For nearly a century, antibiotics have been overprescribed, under-regulated and misunderstood. Because of all the good they have done treating infectious diseases around the world, we, as doctors and as a society at-large, became excessively reliant on them to treat everything from acne to tuberculosis, pneumonia to urinary tract infections (UTIs) to gonorrhea. Antibiotics are also widely used for preterm babies and to support the immune system before and after surgeries, cancer treatments and organ transplants. Antimicrobial resistance (AMR) is nothing new—the father of antibiotics, Sir Walter Fleming, even warned of it in his Nobel Prize winner’s lecture—but it is accelerating. And while scientists were once constantly introducing new antibiotics to replace the ineffective ones, we are now decades behind in discovering and deploying new antibiotics.
In the meantime, more deadly bacteria grow resistant to the available antibiotics. “Nightmare bacteria” or “superbugs” have emerged, with a major report by economist Jim O’Neill last year finding that by 2050 more than 10 million people could die annually from AMR (as many people as die from cancer and diabetes combined). According to the Centers for Disease Control and Prevention, each year at least 2 million people in the U.S. become infected with bacteria that have become resistant to antibiotics, and at least 23,000 deaths can be attributed to AMR.
Yet, people seldom talk of AMR with the frequency or urgency that they do when speaking of cancer or diabetes. The problem, says Davies, is that “[AMR] does not really have a ‘face’ because most people who die of drug-resistant infections, their families just think they died of an uncontrolled infection. It will only get worse unless we take strong action everywhere across the globe. We need some real work on the ground to make a difference or we risk the end of modern medicine.”
To make radical progress, countries must find ways to bridge the efforts of researchers and doctors, of academia and industry. This week, the World Health Organization is hosting Antibiotics Awareness Week (Nov. 13-19), and organizations, corporations and countries around the world have stepped up to help make strides with both AMR awareness and research. In England, Public Health England has launched an awareness campaign starring singing and dancing antibiotic capsules. In Japan, the health ministry is using anime characters to rouse interest in its AMR campaign.

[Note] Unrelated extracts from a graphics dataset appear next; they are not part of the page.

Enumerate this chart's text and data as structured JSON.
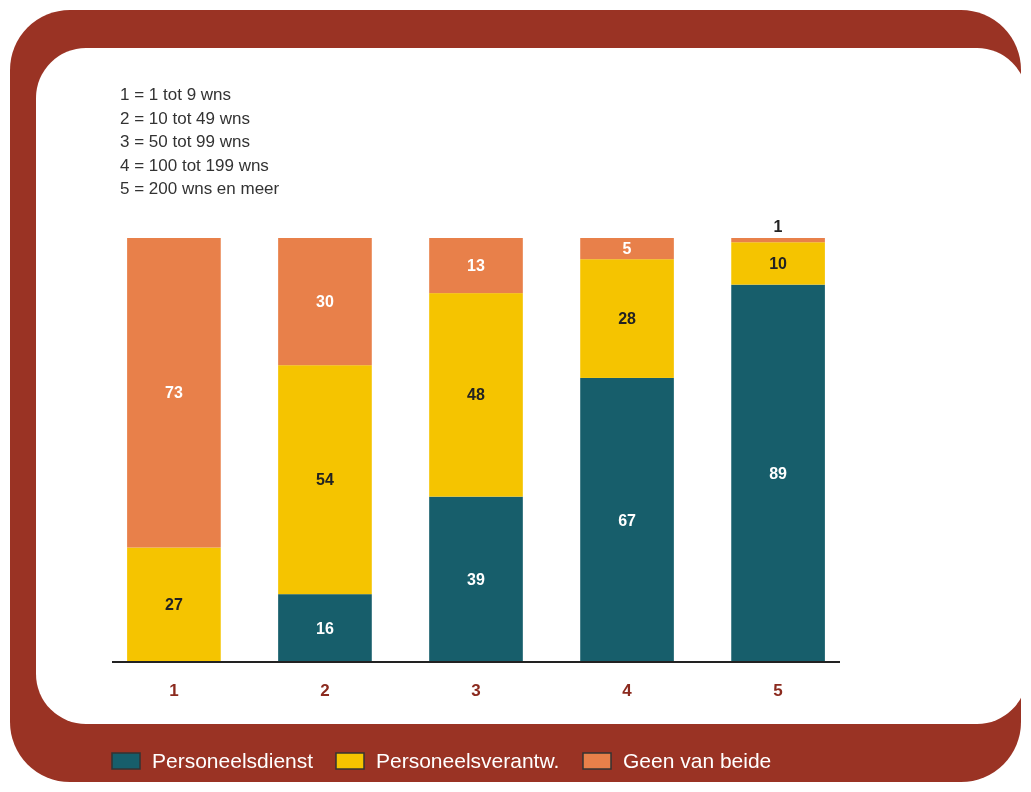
{
  "chart_data": {
    "type": "bar",
    "stacked": true,
    "data_labels": true,
    "legend": "bottom",
    "categories": [
      "1",
      "2",
      "3",
      "4",
      "5"
    ],
    "series": [
      {
        "name": "Personeelsdienst",
        "color": "#175e6b",
        "values": [
          null,
          16,
          39,
          67,
          89
        ]
      },
      {
        "name": "Personeelsverantw.",
        "color": "#f5c400",
        "values": [
          27,
          54,
          48,
          28,
          10
        ]
      },
      {
        "name": "Geen van beide",
        "color": "#e8804a",
        "values": [
          73,
          30,
          13,
          5,
          1
        ]
      }
    ],
    "annotations": [
      "1 = 1 tot 9 wns",
      "2 = 10 tot 49 wns",
      "3 = 50 tot 99 wns",
      "4 = 100 tot 199 wns",
      "5 = 200 wns en meer"
    ]
  }
}
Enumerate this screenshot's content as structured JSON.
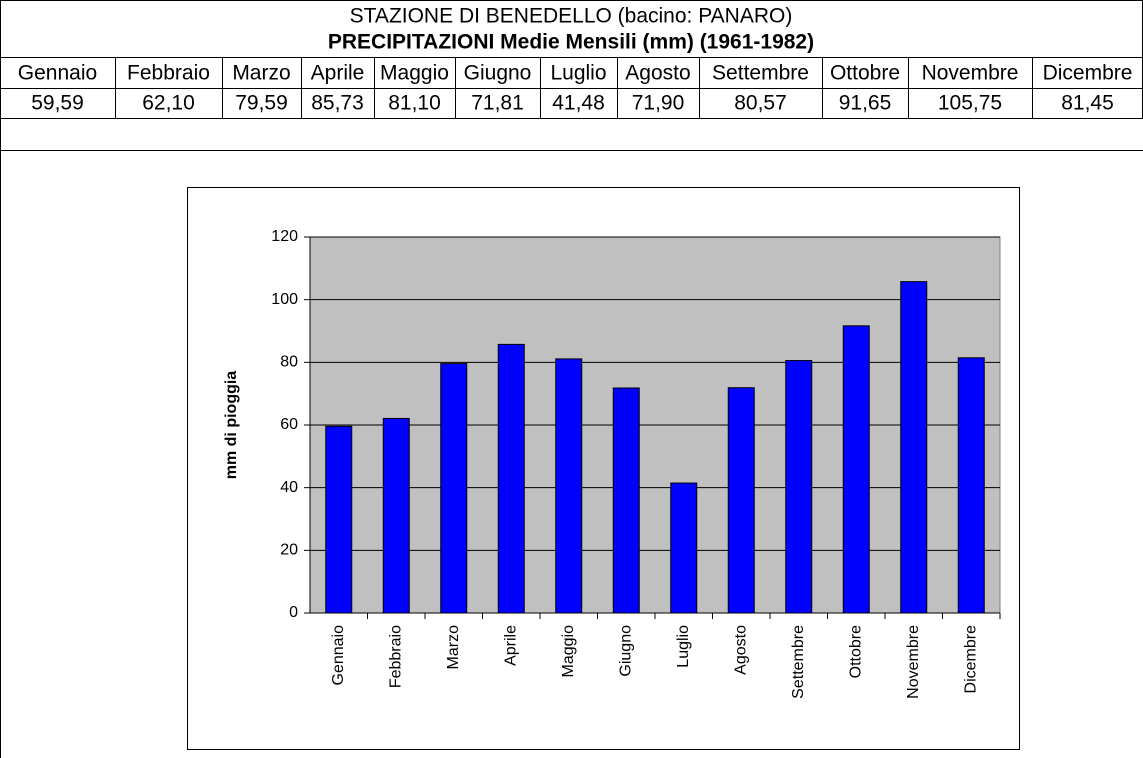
{
  "header": {
    "title": "STAZIONE DI BENEDELLO (bacino: PANARO)",
    "subtitle": "PRECIPITAZIONI Medie Mensili (mm) (1961-1982)"
  },
  "table": {
    "headers": [
      "Gennaio",
      "Febbraio",
      "Marzo",
      "Aprile",
      "Maggio",
      "Giugno",
      "Luglio",
      "Agosto",
      "Settembre",
      "Ottobre",
      "Novembre",
      "Dicembre"
    ],
    "values": [
      "59,59",
      "62,10",
      "79,59",
      "85,73",
      "81,10",
      "71,81",
      "41,48",
      "71,90",
      "80,57",
      "91,65",
      "105,75",
      "81,45"
    ]
  },
  "chart_data": {
    "type": "bar",
    "y_label": "mm di pioggia",
    "categories": [
      "Gennaio",
      "Febbraio",
      "Marzo",
      "Aprile",
      "Maggio",
      "Giugno",
      "Luglio",
      "Agosto",
      "Settembre",
      "Ottobre",
      "Novembre",
      "Dicembre"
    ],
    "values": [
      59.59,
      62.1,
      79.59,
      85.73,
      81.1,
      71.81,
      41.48,
      71.9,
      80.57,
      91.65,
      105.75,
      81.45
    ],
    "color": "#0000ff",
    "plot_background": "#c0c0c0",
    "ylim": [
      0,
      120
    ],
    "yticks": [
      0,
      20,
      40,
      60,
      80,
      100,
      120
    ],
    "grid": true
  }
}
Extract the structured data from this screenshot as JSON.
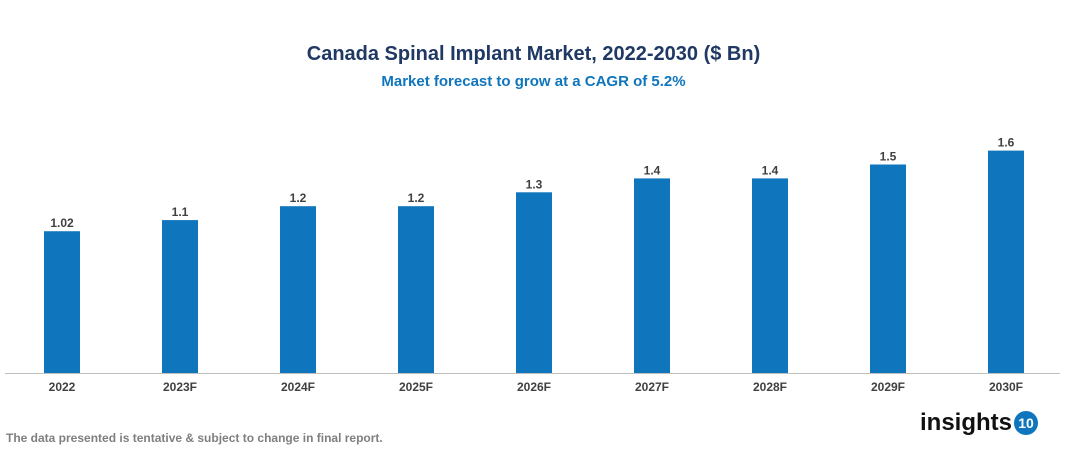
{
  "chart_data": {
    "type": "bar",
    "title": "Canada Spinal Implant Market, 2022-2030 ($ Bn)",
    "subtitle": "Market forecast to grow at a CAGR of 5.2%",
    "categories": [
      "2022",
      "2023F",
      "2024F",
      "2025F",
      "2026F",
      "2027F",
      "2028F",
      "2029F",
      "2030F"
    ],
    "values": [
      1.02,
      1.1,
      1.2,
      1.2,
      1.3,
      1.4,
      1.4,
      1.5,
      1.6
    ],
    "labels": [
      "1.02",
      "1.1",
      "1.2",
      "1.2",
      "1.3",
      "1.4",
      "1.4",
      "1.5",
      "1.6"
    ],
    "xlabel": "",
    "ylabel": "",
    "ylim": [
      0,
      1.7
    ],
    "grid": false,
    "bar_color": "#0f75bc"
  },
  "footer": {
    "note": "The data presented is tentative & subject to change in final report.",
    "logo_text": "insights",
    "logo_badge": "10"
  }
}
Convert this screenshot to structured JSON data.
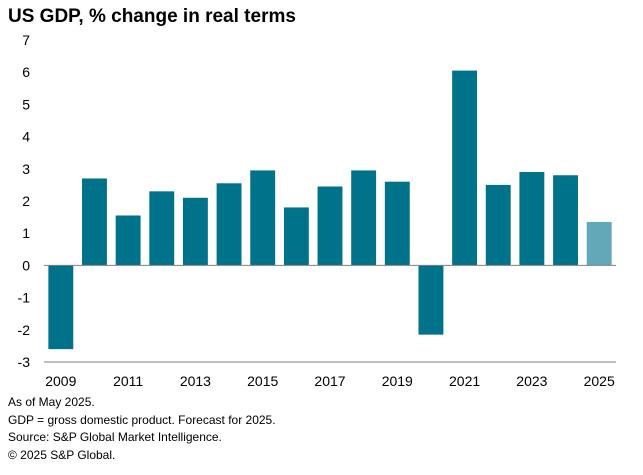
{
  "chart_data": {
    "type": "bar",
    "title": "US GDP, % change in real terms",
    "xlabel": "",
    "ylabel": "",
    "x": [
      2009,
      2010,
      2011,
      2012,
      2013,
      2014,
      2015,
      2016,
      2017,
      2018,
      2019,
      2020,
      2021,
      2022,
      2023,
      2024,
      2025
    ],
    "x_tick_labels": [
      "2009",
      "2011",
      "2013",
      "2015",
      "2017",
      "2019",
      "2021",
      "2023",
      "2025"
    ],
    "y_tick_labels": [
      "7",
      "6",
      "5",
      "4",
      "3",
      "2",
      "1",
      "0",
      "-1",
      "-2",
      "-3"
    ],
    "values": [
      -2.6,
      2.7,
      1.55,
      2.3,
      2.1,
      2.55,
      2.95,
      1.8,
      2.45,
      2.95,
      2.6,
      -2.15,
      6.05,
      2.5,
      2.9,
      2.8,
      1.35
    ],
    "forecast": [
      false,
      false,
      false,
      false,
      false,
      false,
      false,
      false,
      false,
      false,
      false,
      false,
      false,
      false,
      false,
      false,
      true
    ],
    "ylim": [
      -3,
      7
    ],
    "grid": false,
    "legend": "none",
    "colors": {
      "actual": "#00728a",
      "forecast": "#62a8b8",
      "axis": "#808080"
    }
  },
  "notes": [
    "As of May 2025.",
    "GDP = gross domestic product. Forecast for 2025.",
    "Source: S&P Global Market Intelligence.",
    "© 2025 S&P Global."
  ]
}
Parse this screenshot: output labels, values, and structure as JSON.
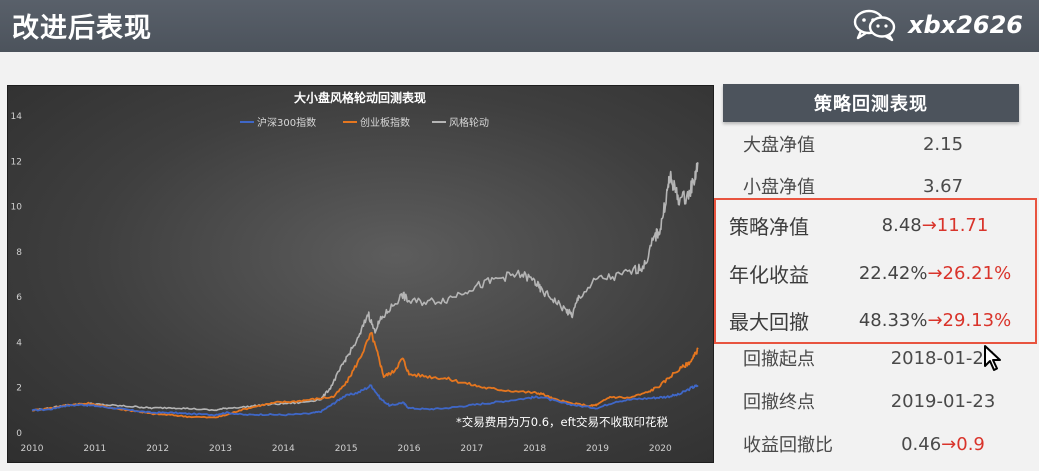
{
  "header": {
    "title": "改进后表现",
    "brand": "xbx2626",
    "brand_icon": "wechat-icon"
  },
  "chart_data": {
    "type": "line",
    "title": "大小盘风格轮动回测表现",
    "legend_position": "top",
    "grid": false,
    "ylim": [
      0,
      14
    ],
    "yticks": [
      "0",
      "2",
      "4",
      "6",
      "8",
      "10",
      "12",
      "14"
    ],
    "xticks": [
      "2010",
      "2011",
      "2012",
      "2013",
      "2014",
      "2015",
      "2016",
      "2017",
      "2018",
      "2019",
      "2020"
    ],
    "xlim": [
      2010.0,
      2020.6
    ],
    "annotation": "*交易费用为万0.6，eft交易不收取印花税",
    "series": [
      {
        "name": "沪深300指数",
        "color": "#3f67c7",
        "points": [
          [
            2010.0,
            1.0
          ],
          [
            2010.3,
            1.05
          ],
          [
            2010.5,
            1.2
          ],
          [
            2010.8,
            1.25
          ],
          [
            2011.0,
            1.2
          ],
          [
            2011.3,
            1.1
          ],
          [
            2011.6,
            1.0
          ],
          [
            2011.9,
            0.9
          ],
          [
            2012.2,
            0.9
          ],
          [
            2012.5,
            0.85
          ],
          [
            2012.9,
            0.8
          ],
          [
            2013.1,
            0.9
          ],
          [
            2013.4,
            0.8
          ],
          [
            2013.7,
            0.82
          ],
          [
            2014.0,
            0.8
          ],
          [
            2014.4,
            0.85
          ],
          [
            2014.6,
            0.95
          ],
          [
            2014.8,
            1.3
          ],
          [
            2014.95,
            1.6
          ],
          [
            2015.2,
            1.8
          ],
          [
            2015.4,
            2.1
          ],
          [
            2015.55,
            1.5
          ],
          [
            2015.7,
            1.2
          ],
          [
            2015.9,
            1.35
          ],
          [
            2016.0,
            1.1
          ],
          [
            2016.3,
            1.05
          ],
          [
            2016.6,
            1.1
          ],
          [
            2016.9,
            1.2
          ],
          [
            2017.2,
            1.3
          ],
          [
            2017.5,
            1.4
          ],
          [
            2017.9,
            1.55
          ],
          [
            2018.1,
            1.6
          ],
          [
            2018.4,
            1.35
          ],
          [
            2018.7,
            1.2
          ],
          [
            2019.0,
            1.1
          ],
          [
            2019.3,
            1.4
          ],
          [
            2019.6,
            1.5
          ],
          [
            2019.9,
            1.55
          ],
          [
            2020.1,
            1.6
          ],
          [
            2020.3,
            1.7
          ],
          [
            2020.5,
            2.0
          ],
          [
            2020.6,
            2.1
          ]
        ]
      },
      {
        "name": "创业板指数",
        "color": "#e5761f",
        "points": [
          [
            2010.0,
            1.0
          ],
          [
            2010.3,
            1.1
          ],
          [
            2010.6,
            1.25
          ],
          [
            2010.9,
            1.3
          ],
          [
            2011.1,
            1.2
          ],
          [
            2011.4,
            1.05
          ],
          [
            2011.7,
            0.95
          ],
          [
            2011.9,
            0.85
          ],
          [
            2012.2,
            0.8
          ],
          [
            2012.5,
            0.72
          ],
          [
            2012.9,
            0.68
          ],
          [
            2013.1,
            0.8
          ],
          [
            2013.3,
            1.0
          ],
          [
            2013.6,
            1.2
          ],
          [
            2013.9,
            1.35
          ],
          [
            2014.2,
            1.4
          ],
          [
            2014.5,
            1.5
          ],
          [
            2014.8,
            1.6
          ],
          [
            2015.0,
            2.2
          ],
          [
            2015.2,
            3.2
          ],
          [
            2015.4,
            4.4
          ],
          [
            2015.5,
            3.5
          ],
          [
            2015.6,
            2.5
          ],
          [
            2015.75,
            2.7
          ],
          [
            2015.9,
            3.3
          ],
          [
            2016.0,
            2.6
          ],
          [
            2016.3,
            2.5
          ],
          [
            2016.6,
            2.4
          ],
          [
            2016.9,
            2.2
          ],
          [
            2017.2,
            2.0
          ],
          [
            2017.5,
            1.9
          ],
          [
            2017.9,
            1.8
          ],
          [
            2018.1,
            1.75
          ],
          [
            2018.3,
            1.5
          ],
          [
            2018.6,
            1.3
          ],
          [
            2018.9,
            1.2
          ],
          [
            2019.0,
            1.25
          ],
          [
            2019.2,
            1.6
          ],
          [
            2019.5,
            1.55
          ],
          [
            2019.8,
            1.8
          ],
          [
            2020.0,
            2.1
          ],
          [
            2020.2,
            2.6
          ],
          [
            2020.4,
            3.0
          ],
          [
            2020.5,
            3.2
          ],
          [
            2020.6,
            3.7
          ]
        ]
      },
      {
        "name": "风格轮动",
        "color": "#b5b5b5",
        "points": [
          [
            2010.0,
            1.0
          ],
          [
            2010.3,
            1.1
          ],
          [
            2010.6,
            1.25
          ],
          [
            2010.9,
            1.3
          ],
          [
            2011.1,
            1.25
          ],
          [
            2011.4,
            1.2
          ],
          [
            2011.7,
            1.15
          ],
          [
            2011.9,
            1.1
          ],
          [
            2012.2,
            1.12
          ],
          [
            2012.5,
            1.08
          ],
          [
            2012.9,
            1.0
          ],
          [
            2013.1,
            1.1
          ],
          [
            2013.4,
            1.15
          ],
          [
            2013.7,
            1.25
          ],
          [
            2014.0,
            1.3
          ],
          [
            2014.3,
            1.35
          ],
          [
            2014.6,
            1.5
          ],
          [
            2014.75,
            2.0
          ],
          [
            2014.9,
            2.8
          ],
          [
            2015.0,
            3.3
          ],
          [
            2015.2,
            4.2
          ],
          [
            2015.35,
            5.3
          ],
          [
            2015.45,
            4.5
          ],
          [
            2015.55,
            5.0
          ],
          [
            2015.7,
            5.5
          ],
          [
            2015.9,
            6.1
          ],
          [
            2016.0,
            5.8
          ],
          [
            2016.3,
            5.8
          ],
          [
            2016.6,
            5.9
          ],
          [
            2016.9,
            6.3
          ],
          [
            2017.2,
            6.6
          ],
          [
            2017.5,
            6.9
          ],
          [
            2017.8,
            7.0
          ],
          [
            2018.0,
            6.7
          ],
          [
            2018.1,
            6.3
          ],
          [
            2018.3,
            5.9
          ],
          [
            2018.5,
            5.4
          ],
          [
            2018.6,
            5.2
          ],
          [
            2018.7,
            6.0
          ],
          [
            2019.0,
            6.8
          ],
          [
            2019.3,
            6.9
          ],
          [
            2019.6,
            7.2
          ],
          [
            2019.75,
            7.4
          ],
          [
            2019.9,
            8.6
          ],
          [
            2020.0,
            9.0
          ],
          [
            2020.1,
            10.5
          ],
          [
            2020.15,
            11.3
          ],
          [
            2020.2,
            11.0
          ],
          [
            2020.3,
            10.3
          ],
          [
            2020.45,
            10.5
          ],
          [
            2020.55,
            11.3
          ],
          [
            2020.6,
            11.9
          ]
        ]
      }
    ]
  },
  "panel": {
    "title": "策略回测表现",
    "rows": [
      {
        "label": "大盘净值",
        "value": "2.15",
        "arrow": ""
      },
      {
        "label": "小盘净值",
        "value": "3.67",
        "arrow": ""
      },
      {
        "label": "策略净值",
        "value": "8.48",
        "arrow": "→11.71"
      },
      {
        "label": "年化收益",
        "value": "22.42%",
        "arrow": "→26.21%"
      },
      {
        "label": "最大回撤",
        "value": "48.33%",
        "arrow": "→29.13%"
      },
      {
        "label": "回撤起点",
        "value": "2018-01-24",
        "arrow": ""
      },
      {
        "label": "回撤终点",
        "value": "2019-01-23",
        "arrow": ""
      },
      {
        "label": "收益回撤比",
        "value": "0.46",
        "arrow": "→0.9"
      }
    ]
  }
}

A common denominator in these and other campaigns is consumer empowerment. As more people learn the dangers of taking antibiotics unless they’re absolutely necessary, they are looking for other ways to prevent and treat infections. The WHO recommends regularly washing hands, preparing food hygienically, avoiding close contact with sick people, practicing safe sex and keeping vaccinations up to date.
Consumers are also taking a nutritional approach to reduce antibiotic use, exploring the antibacterial properties of superfoods like grapefruit seed extract, apple cider vinegar, extra virgin coconut oil and cranberries. The latter has been particularly well-researched. In one landmark UTI clinical trial, The American Journal of Clinical Nutrition found that a daily glass of cranberry juice reduced the number of symptomatic UTIs by nearly 40% in women with recurrent UTIs. During the six-month study, the 185 participants avoided about 30 courses of antibiotics.
To build on this and other research that shows that consuming cranberry juice daily can be a nutritional approach to preventing UTIs—the second most common infection treated by antibiotics—Ocean Spray has announced that it will invest $10 million over the next five years on cranberry health research. Cranberries have also been shown to help suppress the bacteria that cause stomach ulcers and to reduce activity of cavity-forming bacteria in the mouth.
In both humans and animals, scientists have further evaluated dietary alternatives to antibiotics that include probiotics, prebiotics, saccharides, starch and fiber, organic acids, botanicals, yeast, copper and zinc. In his new book “Mind Over Meds,” Dr. Andrew Weil recommends botanicals such as astragalus, echinacea and elderberry as well as medicinal mushrooms (turkey tail, reishi, maitake and shiitake).
While we await the next great innovation in infectious disease and potentially deadly strains of bacteria continue to gain ground, we should remember that food is medicine and as worthy of study as medicine itself. Within our food, there may lie a promise of prevention.